In the same passage cited above, Maimonides speaks in the language of punishment and repentance: “This practice is one of the paths of repentance. When a difficulty arises, and the people cry out and sound the trumpets, everyone will realize that everything occurred because of their evil conduct… and this will cause the removal of this difficulty.”4 People don’t speak like that so often today, but we certainly hear the notes of biblical language when people talk about “divine wrath,” about “judgement against all the nations,” and about what God wants from us in the present situation.5
Personally, these biblical notes are cause for distress, and remind me of how Rav Shagar said that the religious world is caught up in supernal worlds “which people will never be able to fully comprehend, and which therefore inspire doubt in a person who focuses on them.”6 My distress comes from the attempt to use the unquestionable scale of events in order to transcend beyond the human, to use words to conquer events that are greater than us. It is as if the very ability to restore “divine wrath” to our lexicon grants us an anchor amidst all the chaos, framing it in a familiar context.
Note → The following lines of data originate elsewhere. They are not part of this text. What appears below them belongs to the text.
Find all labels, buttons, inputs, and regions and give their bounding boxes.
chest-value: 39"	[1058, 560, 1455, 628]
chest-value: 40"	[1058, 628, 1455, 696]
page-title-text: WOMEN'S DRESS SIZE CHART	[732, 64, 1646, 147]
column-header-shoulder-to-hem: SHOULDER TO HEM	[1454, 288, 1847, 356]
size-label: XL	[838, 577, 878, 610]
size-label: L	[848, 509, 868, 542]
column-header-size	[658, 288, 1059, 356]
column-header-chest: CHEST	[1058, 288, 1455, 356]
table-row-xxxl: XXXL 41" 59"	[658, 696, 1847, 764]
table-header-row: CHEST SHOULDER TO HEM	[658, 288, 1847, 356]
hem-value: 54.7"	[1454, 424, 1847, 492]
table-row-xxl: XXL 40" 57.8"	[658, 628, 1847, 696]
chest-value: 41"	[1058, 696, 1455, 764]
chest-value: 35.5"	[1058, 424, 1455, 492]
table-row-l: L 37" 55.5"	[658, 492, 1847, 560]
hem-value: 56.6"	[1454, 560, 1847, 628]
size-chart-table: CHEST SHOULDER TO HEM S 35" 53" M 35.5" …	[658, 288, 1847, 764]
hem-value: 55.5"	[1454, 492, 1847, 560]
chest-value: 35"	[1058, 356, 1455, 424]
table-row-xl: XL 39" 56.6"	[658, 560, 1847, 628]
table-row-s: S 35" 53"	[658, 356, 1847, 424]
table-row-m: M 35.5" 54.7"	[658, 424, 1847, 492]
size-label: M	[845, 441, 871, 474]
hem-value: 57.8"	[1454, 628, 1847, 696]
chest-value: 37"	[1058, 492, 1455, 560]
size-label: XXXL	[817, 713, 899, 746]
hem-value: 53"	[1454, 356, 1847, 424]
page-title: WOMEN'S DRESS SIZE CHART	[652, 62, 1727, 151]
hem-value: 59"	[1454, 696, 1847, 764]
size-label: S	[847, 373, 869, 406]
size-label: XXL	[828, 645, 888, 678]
I want to use Rav Shagar’s discussion of the meaning of providence in order to suggest a different direction we might take.7 Great events are shaking the world, but perhaps the role of religious language is not to position God behind the events. Perhaps religious language is not about grabbing onto faith in someone greater than the events, but rather it should open us up to what is happening in the narrow contexts into which our lives have shrunk. Rav Shagar writes: “God is not just someone who presides over events from the outside… rather he is the vitality within the events.”8 His discussion of providence focuses on what events mean to us. Taking this as our starting point, perhaps the vitality of these days must be found not in the standards of a meta-narrative, but in the way we experience them. We must find the hidden depth within events in a movement from the bottom upward, as Rav Shagar writes in a different context.9
I seek a religious language that will not simply echo the artificial drama of news broadcasts, but which will touch on the outcomes of the forced isolation in our homes, and the disruption of our daily lives. It will speak to the experience of the body threatened from every direction. It will give us words for our self-distancing from society and our gathering inward with close family. “The meaning of history is found within it, just as the person is found within it.”10 Despite how good it feels to speak biblically, perhaps in these times too we must speak only from the place where we really stand.